A public "Thank you!" to the kind comments I have received lately. I appreciate them. I like to share my successes, failures, mistakes and the like, as I create, learn and generally bumble through things and my life. My experiences may be my own, yet forewarned is not a bad thing, yes?
It seems I should take a bit of rest after gutting the house of carpet, yes? Oh no... Nature is not allowing it. Various things are maturing in the garden and demanding attention, like, canning and dehydrating. On top of that, I had ordered a bushel of canning tomatoes, "just in case" our tomato plants do not produce enough for what I want to can. They will not, of course. Tomatoes have not been my greatest success, having one of the shortest growing seasons in the U.S. The first photo is three-quarters of the bushel, chopped and ready to be processed. The green ancient Tupperware colander has a few of our tomato plant offerings...
Yesterday and today, I have been chopping and cooking the tomatoes. So far, 12 pints of "sloppy joe sauce" for the kids, 15 pints of pizza sauce for ourselves and... no clue as to how many quarts of plain tomato sauce I will end up with at this moment. It is still "reducing" on the stove. I am very glad for the giant pot I bought decades ago. The chopped tomatoes came to the top for this last round! It is a great thing it is Saturday night sci-fi/fright night on a local TV channel, too. I can watch old boogie-movies, knit and attend to the canner. This second photo is of the sloppy joe sauce, (recipe from somewhere online...), showing the veggies getting cooked soft enough to run my stick-blender. No, I did not peel or de-seed the tomatoes. Canning and paste tomatoes have little in the way of seeds. Pureeing the tomatoes makes a lovely pulp. the skins have some sort of vitamins and taste, yes? Or I am lazy? No matter, the sauce came out very nice.

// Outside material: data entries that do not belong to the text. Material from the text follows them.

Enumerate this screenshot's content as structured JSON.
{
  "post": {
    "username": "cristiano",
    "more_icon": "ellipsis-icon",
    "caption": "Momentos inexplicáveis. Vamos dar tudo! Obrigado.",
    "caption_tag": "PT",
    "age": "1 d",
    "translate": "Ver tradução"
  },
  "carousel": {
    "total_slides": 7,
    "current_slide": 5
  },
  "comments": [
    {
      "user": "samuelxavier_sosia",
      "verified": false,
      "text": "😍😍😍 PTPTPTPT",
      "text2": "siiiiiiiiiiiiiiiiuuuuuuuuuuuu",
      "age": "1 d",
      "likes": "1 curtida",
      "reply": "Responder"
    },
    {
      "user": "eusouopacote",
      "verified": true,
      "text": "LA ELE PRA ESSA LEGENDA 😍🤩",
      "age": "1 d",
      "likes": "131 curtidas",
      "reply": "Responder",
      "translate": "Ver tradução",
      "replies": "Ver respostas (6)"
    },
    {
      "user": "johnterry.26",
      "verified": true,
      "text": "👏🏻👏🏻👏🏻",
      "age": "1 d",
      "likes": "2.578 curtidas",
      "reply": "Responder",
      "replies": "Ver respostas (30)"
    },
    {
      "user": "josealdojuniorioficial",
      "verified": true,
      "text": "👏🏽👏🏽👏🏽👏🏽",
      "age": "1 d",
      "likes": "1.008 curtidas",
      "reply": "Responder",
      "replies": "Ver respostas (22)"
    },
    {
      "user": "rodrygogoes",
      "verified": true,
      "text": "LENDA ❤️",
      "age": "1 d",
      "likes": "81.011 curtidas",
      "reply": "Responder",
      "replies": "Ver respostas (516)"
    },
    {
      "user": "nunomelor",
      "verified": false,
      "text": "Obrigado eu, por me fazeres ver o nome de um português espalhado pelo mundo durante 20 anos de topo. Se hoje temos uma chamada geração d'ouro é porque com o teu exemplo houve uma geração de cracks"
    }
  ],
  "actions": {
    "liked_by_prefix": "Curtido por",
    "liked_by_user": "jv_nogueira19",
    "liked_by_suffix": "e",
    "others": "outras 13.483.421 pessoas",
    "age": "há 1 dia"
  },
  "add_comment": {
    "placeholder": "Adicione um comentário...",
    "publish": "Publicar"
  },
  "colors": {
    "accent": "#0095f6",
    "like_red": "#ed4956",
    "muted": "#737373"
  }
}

The Pizza Sauce is about 12 or 13 pounds of chopped tomatoes, 2 each minced red and green bell peppers, about 1/2 head of minced fresh garlic, 2 tbsp. Italian herb blend, 2 tbsp. dried oregano leaves, 2 tsp. of salt and 1/2 tsp. crush red pepper. I cooked it soft, blended, then cooked until it was the "right" thickness I prefer. When I canned it, I added 1/4 tsp. of citric acid to each pint jar. (I did the same to the sloppy joe sauce). I want to be sure the acidity is correct, being canned in a water-bath. All gleaned from the Ball Blue Book, btw. See how lovely it is, even though I did not peel the tomatoes? That extra step is a heck of a mess, anyway. Okay... My "Sauce Master" rusted. It should of not of rusted. I washed and dried it faithfully. Cheap metal, I guess. The food mill I picked up was teeny. There is no way I was going to put that much sauce through that thing. I would take hours.
The tomato sauce will have salt and citric acid added to the jars before filling and processing. I will be able to make them into whatever flavor I want when using if I leave them "plain". It makes them more useful, yes?
Before I got the tomatoes, I had processed the last of our strawberries into jam. We got 20 pints of jam from our strawberry plants this year! We also had enough for a few desserts.
Well... Time to feed Sally and stir the giant pot of to-be tomato sauce. Next canning adventures will be beets, turnips and cabbage. Yes!, you can can cabbage! Cool!